To Julie Carron-Ampère (1ère femme d'Ampère)   2 août 1802

[1598] Lundi [2 août 1802]

Ma trop bonne amie, ma bienfaitrice, je viens de recevoir ta lettre. Que je suis inquiet de tout ce que tu me dis ! M. Petetin continue de te faire manger de la glace ! Et il sait que c'est un dépôt de lait. Cela m'a paru bien étrange ! Ce sont les cataplasmes froids qui ont rendu ta grosseur douloureuse. Pour un dépôt de lait, il ne faut rien d'humide ni de froid ! Je voudrais être à Lyon. Je lui parlerais[1599] de mille choses que j'ai sur le cœur à ton égard. Mais je crois qu'il vaut mieux, comme tu dis, changer de médecin. Je crains que M. Brac, qui a assez de pratiques, que son âge rend paresseux, et qui se regardera comme notre pis-aller, ne te donne pas assez de soin. Je pencherais pour cet Egonet puisqu'il est estimé de M. Gilibert et qu'il a guéri une maladie semblable. Que penseraistu de M. Gilibert lui-même ? Je le préférerais à tout autre du côté des talents . Mais[1600] je crois que tu aurais de la répugnance à le consulter. C'est pourquoi je penche pour celui qu'il conseille. Délibère, au reste, de tout cela avec ta maman et tous ceux qui t'entourent ! Je doute que les eaux te fissent du bien depuis que je sais que c'est un dépôt de lait. J'attends de tes nouvelles avec plus d'impatience que jamais, et il faudra attendre jusqu'à jeudi ! Mon amie, ma Julie, pourquoi ai-je été nommé professeur à Bourg ?

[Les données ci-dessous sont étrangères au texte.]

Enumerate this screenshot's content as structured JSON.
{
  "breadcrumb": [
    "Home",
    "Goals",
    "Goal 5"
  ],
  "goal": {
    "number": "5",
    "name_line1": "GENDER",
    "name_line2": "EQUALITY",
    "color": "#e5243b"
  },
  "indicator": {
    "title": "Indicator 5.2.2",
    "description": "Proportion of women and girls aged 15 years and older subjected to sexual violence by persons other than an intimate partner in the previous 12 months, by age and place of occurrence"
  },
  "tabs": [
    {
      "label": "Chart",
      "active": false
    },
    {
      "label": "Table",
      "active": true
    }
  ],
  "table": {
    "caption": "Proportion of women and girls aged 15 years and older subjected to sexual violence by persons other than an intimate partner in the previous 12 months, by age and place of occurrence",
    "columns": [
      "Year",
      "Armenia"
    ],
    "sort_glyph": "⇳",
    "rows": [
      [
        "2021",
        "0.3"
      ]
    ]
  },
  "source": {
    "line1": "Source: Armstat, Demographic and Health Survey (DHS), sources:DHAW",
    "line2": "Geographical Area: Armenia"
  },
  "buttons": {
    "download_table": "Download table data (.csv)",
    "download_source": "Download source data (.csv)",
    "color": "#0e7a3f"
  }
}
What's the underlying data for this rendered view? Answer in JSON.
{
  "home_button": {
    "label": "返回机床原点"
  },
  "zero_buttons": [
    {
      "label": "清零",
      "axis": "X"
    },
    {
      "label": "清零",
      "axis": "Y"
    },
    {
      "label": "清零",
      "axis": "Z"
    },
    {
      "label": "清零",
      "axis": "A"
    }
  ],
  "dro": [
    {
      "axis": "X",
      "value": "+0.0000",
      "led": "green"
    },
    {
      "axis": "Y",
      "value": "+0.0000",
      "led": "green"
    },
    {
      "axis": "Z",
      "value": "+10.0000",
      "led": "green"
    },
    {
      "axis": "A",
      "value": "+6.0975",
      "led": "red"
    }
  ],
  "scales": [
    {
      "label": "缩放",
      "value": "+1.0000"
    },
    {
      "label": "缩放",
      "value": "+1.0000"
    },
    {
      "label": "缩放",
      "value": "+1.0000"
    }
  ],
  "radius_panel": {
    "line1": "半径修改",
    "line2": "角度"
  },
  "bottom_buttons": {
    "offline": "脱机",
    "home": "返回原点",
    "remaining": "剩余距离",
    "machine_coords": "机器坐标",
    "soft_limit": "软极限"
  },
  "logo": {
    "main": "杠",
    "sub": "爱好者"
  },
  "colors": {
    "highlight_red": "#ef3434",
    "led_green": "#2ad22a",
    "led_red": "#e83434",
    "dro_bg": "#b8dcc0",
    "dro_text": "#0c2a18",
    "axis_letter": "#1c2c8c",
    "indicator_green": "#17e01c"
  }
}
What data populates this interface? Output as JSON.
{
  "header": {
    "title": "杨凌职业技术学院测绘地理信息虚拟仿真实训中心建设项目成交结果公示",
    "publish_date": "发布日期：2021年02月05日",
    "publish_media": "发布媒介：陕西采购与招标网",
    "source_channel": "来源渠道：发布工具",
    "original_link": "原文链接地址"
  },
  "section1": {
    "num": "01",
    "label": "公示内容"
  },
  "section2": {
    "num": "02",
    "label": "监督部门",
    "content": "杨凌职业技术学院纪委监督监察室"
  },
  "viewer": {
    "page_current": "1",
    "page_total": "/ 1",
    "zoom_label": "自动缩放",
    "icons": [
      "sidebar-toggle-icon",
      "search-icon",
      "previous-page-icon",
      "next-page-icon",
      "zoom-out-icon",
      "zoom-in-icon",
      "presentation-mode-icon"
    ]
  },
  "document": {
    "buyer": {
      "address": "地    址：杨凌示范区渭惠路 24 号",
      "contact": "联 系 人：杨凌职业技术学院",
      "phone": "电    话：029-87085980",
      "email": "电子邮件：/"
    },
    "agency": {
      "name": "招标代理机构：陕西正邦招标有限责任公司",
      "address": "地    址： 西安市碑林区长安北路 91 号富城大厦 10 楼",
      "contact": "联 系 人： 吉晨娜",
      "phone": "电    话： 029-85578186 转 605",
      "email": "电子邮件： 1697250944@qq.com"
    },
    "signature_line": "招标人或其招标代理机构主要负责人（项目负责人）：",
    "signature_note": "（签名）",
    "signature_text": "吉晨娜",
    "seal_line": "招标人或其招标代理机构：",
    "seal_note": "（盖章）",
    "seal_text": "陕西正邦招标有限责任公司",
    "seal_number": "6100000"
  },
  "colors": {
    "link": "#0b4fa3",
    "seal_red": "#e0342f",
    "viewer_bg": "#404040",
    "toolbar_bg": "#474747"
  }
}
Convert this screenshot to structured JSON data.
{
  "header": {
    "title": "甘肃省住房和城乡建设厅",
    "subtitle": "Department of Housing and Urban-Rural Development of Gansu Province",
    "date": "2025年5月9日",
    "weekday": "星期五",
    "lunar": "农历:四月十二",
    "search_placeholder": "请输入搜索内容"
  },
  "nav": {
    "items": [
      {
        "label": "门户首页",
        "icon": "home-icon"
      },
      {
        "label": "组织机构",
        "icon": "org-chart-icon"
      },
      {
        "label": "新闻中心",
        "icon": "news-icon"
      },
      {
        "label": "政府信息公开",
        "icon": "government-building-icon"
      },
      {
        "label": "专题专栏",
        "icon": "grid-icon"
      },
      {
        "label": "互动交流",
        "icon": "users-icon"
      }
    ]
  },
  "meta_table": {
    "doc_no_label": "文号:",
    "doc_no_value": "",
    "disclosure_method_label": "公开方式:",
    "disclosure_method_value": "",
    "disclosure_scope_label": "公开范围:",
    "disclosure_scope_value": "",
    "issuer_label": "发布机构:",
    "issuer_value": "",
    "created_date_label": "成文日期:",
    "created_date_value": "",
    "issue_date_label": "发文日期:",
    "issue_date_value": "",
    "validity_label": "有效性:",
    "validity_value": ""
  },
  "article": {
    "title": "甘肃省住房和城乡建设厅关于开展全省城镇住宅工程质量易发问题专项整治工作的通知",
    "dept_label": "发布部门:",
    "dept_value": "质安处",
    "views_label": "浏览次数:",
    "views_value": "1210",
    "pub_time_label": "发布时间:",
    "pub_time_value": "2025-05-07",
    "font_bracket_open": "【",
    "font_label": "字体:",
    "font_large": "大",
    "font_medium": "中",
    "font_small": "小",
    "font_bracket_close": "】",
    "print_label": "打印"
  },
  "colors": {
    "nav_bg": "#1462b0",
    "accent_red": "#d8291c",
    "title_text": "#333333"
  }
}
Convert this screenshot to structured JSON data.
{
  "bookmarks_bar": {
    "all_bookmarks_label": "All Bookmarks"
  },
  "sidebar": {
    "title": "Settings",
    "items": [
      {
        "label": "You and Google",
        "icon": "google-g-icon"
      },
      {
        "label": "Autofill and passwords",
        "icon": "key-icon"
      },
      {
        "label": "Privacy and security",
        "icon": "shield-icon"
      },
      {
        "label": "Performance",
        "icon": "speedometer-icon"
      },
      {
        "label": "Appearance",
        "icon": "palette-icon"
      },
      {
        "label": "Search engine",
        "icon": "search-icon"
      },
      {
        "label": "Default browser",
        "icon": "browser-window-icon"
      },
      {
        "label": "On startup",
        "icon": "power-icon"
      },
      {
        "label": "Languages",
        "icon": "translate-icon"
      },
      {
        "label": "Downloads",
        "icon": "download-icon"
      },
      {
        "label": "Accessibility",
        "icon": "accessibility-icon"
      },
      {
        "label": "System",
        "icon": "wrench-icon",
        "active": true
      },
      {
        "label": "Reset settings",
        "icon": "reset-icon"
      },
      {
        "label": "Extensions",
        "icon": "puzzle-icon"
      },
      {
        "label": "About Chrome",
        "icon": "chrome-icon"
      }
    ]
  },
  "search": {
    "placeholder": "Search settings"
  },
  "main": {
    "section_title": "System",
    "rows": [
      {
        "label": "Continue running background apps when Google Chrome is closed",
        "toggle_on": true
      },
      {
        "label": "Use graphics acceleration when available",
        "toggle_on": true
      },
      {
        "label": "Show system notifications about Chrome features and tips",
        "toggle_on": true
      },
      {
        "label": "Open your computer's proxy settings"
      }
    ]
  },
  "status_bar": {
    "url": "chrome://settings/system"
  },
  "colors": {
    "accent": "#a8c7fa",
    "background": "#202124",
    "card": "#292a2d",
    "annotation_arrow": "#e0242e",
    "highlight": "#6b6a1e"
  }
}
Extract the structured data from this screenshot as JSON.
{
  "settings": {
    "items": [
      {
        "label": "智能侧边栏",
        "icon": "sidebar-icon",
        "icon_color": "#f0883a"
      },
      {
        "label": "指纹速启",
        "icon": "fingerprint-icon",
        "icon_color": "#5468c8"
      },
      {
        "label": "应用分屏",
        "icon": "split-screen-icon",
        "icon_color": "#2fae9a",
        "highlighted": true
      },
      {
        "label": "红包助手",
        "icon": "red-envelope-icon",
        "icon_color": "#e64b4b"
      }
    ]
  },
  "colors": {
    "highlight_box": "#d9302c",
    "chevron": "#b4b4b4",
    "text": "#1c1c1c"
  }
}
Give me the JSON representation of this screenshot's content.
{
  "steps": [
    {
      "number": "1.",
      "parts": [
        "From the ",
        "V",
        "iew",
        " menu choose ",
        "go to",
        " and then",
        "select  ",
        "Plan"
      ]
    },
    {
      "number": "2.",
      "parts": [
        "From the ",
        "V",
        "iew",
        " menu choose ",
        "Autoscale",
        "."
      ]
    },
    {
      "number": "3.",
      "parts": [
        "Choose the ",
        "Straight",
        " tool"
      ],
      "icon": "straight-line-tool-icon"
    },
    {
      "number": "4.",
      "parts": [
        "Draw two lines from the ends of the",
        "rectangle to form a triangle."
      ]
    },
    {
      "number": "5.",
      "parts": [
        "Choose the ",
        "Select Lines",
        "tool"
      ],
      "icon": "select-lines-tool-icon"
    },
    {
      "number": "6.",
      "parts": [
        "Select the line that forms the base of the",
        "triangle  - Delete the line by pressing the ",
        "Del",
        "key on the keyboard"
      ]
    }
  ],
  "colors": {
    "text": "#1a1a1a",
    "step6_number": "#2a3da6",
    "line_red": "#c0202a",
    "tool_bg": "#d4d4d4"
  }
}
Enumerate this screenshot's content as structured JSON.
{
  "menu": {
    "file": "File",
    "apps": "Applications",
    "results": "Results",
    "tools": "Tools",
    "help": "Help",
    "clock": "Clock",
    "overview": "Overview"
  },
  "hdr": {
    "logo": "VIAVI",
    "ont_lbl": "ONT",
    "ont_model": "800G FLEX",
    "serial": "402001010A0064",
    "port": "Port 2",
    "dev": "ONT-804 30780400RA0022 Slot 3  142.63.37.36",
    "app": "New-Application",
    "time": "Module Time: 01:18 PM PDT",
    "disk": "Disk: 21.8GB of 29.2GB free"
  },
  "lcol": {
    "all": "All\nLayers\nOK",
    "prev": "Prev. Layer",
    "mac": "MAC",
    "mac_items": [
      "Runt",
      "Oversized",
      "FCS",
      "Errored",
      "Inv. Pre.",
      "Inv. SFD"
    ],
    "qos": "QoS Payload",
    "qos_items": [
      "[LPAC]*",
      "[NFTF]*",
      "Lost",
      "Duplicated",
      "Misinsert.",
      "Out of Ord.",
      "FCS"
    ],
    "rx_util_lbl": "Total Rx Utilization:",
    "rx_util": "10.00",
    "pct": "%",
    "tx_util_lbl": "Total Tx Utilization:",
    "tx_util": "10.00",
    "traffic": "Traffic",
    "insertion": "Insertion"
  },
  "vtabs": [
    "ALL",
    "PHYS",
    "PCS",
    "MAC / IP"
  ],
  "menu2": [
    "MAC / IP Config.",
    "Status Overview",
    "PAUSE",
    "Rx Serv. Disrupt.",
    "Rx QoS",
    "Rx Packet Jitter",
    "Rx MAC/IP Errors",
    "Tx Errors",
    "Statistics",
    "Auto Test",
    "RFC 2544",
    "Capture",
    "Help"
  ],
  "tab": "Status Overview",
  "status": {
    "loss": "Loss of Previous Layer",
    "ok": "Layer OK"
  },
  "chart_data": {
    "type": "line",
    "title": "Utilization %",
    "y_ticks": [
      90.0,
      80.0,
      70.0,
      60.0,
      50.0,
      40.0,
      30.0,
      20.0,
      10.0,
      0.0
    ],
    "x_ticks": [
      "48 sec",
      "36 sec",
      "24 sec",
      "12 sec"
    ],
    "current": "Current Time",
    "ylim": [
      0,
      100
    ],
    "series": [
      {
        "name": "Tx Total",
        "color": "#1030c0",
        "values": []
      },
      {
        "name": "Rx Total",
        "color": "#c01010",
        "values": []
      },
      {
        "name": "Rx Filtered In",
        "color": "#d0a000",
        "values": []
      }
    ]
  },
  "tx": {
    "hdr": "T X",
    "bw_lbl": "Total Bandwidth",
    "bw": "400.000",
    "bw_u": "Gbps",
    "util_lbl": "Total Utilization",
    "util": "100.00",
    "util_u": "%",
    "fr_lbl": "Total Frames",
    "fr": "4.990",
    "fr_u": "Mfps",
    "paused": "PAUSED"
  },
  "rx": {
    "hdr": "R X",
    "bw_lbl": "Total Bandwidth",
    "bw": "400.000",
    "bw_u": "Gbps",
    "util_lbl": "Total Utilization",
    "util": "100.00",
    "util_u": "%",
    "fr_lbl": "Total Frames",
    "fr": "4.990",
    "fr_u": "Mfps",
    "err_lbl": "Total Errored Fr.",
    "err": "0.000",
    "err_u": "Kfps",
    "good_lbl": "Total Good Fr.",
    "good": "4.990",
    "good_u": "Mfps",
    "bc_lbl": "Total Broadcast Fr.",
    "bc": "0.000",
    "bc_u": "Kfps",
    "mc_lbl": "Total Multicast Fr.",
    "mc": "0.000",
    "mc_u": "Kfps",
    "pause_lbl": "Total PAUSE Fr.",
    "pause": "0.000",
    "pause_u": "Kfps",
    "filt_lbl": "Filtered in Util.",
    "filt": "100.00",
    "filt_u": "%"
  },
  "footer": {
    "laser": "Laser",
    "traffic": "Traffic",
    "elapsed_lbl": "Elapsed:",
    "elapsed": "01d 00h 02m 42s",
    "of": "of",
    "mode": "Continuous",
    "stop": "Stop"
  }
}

Du mardi [3 août] Je reprends ce matin la plume que je quittai hier[1601] pour aller donner mes leçons. Je reviens te parler du même sujet et, toujours du même avis, je ne puis que te répéter les mêmes choses. J'y pense sans cesse. Je ne songe plus à envoyer mon ouvrage mercredi. Je viens de le relire et j'y ai trouvé une douzaine de pa[ssa]ges à changer ou à corriger ; ce qui demande un jour entier de travail au moins et je n'ai pas un moment les jours où je donne leçon, parce qu'il faut[1602] les passer tout entiers au laboratoire pour ranger des appareils. Je pense à ma Julie et voilà la seule pensée pour laquelle j'aie l'esprit libre. Il faut pourtant que je fasse aujourd'hui une petite explication de mon mémoire pour M. de Lalande et que je la lui porte cette après- dîner . Il a fait entendre qu'il désirait que je l'invitasse à une réunion de ceux de mes élèves qui ont suivi le cours d'Astronomie pour observer les astres ensemble. Cela m'aurait[1603] bien amusé dans toute autre circonstance. Mais s'il faut que ce soit ce soir ; cette réunion me sera bien à charge en me privant des deux seuls plaisirs qui me restent : t'écrire et relire mes lettres. J'embrasse ma bienfaitrice, j'embrasse mon enfant.

Du mardi soir [3 août] Je profite d'un petit moment entre mon souper [illeg] et l'arrivée de mes élèves \Du mercredi matin [4 août] / que je dois conduire à l'Observatoire de M. de Lalande, pour écrire à ma Julie, pour l'embrasser et lui souhaiter une bonne nuit. \Je t'envoie un livre à Ballanche pour le lui faire rendre quand tu en trouvera l'occasion./ J'ai voulu achever ma phrase, ma bonne amie, telle qu'elle[1604] resta hier dans mon cœur. Car M. Riboud le fils entra dans l'instant où je venais de prendre la plume ; les autres vinrent successivement ; nous fûmes chez M. de Lalande et je ne pus achever ma première phrase. Plus qu'un mercredi ! D'après-demain en huit, je dirai : demain j'irai à Lyon ! Sens-tu comme j'aime à faire ce calcul, comme il deviendra plus joli chaque jour ! Un autre calcul, c'est celui du tem[ps] qui me reste pour corriger mon ouvrag[e.] On dit que les lycées s'organiseront bientôt ; cela m'a décidé à vite imprimer malgré l'avis[1605] de M. de Lalande, qui voulait qu'auparavant je le lui fisse présenter à l'Institut. Je vais y travailler et, si M. Clerc ne vient pas m'interrompre, je le ferai encore partir aujourd'hui : mais je n'espère pas que cela se puisse. Je t'envoie mille baisers. A. AMPÈRE. Réponds-moi, si tu peux, au sujet du beurre : combien en voudrais-tu pour faire fondre à 9 s[ous] la livre ? Il y a, dans le paquet, une lettre pour maman.

A Madame AmpèreCarron, grande rue Mercière, n° 18, à Lyon.